Maestro, ha vissuto due terzi della vita nel teatro, e ancora domina il palco. Ma come fa?
"Si fa prima a dire tutta la vita, dapprima come frequentatore dei teatri e poi votato a questo mestiere. Anche adesso passo la maggior parte del tempo nei teatri del mondo. Ho fatto 30 spettacoli alla Scala, non so quanti alla Fenice, 40 anni al Rossini Opera Festival".
E ha fatto la storia del teatro del Novecento.
"Ho vissuto quel momento fortunato con grandi occasioni e grandi personaggi. Ma non sono passatista, ho sempre guardato quello che avevo attorno e soprattutto davanti".
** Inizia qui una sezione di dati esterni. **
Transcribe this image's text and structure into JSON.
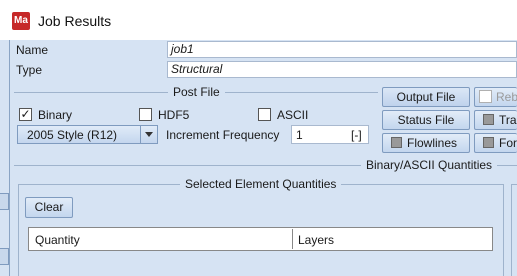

La Bohème di Gayral ha riacceso la disputa tra tradizionalisti e innovatori. Lei, che ha ambientato Tosca nel Fascismo, da che parte sta?
"C’è un grosso equivoco alla base. Nessuno è contrario a un percorso evolutivo dell’interpretazione dell’opera lirica. Non si può riproporre sempre la stessa immagine per quanto perfetta e convincente sia. Bisogna interrogare continuamente un’opera rapportandola al nostro tempo e al pubblico a cui è diretta, senza però disattendere il lavoro del compositore che non è riducibile a semplice colonna sonora. E c’è un testo che spesso merita tutta l’attenzione possibile. A questo bisogna attenersi, poi si possono cambiare tempi e luoghi purché in coerenza con quello che l’opera richiede. Bisogna creare situazioni che corrispondano a quello che l’opera rappresenta".
Sono d’accordo, ma ormai da 20 anni vediamo allestimenti senza babbo né mamma, che sono il libretto e la musica.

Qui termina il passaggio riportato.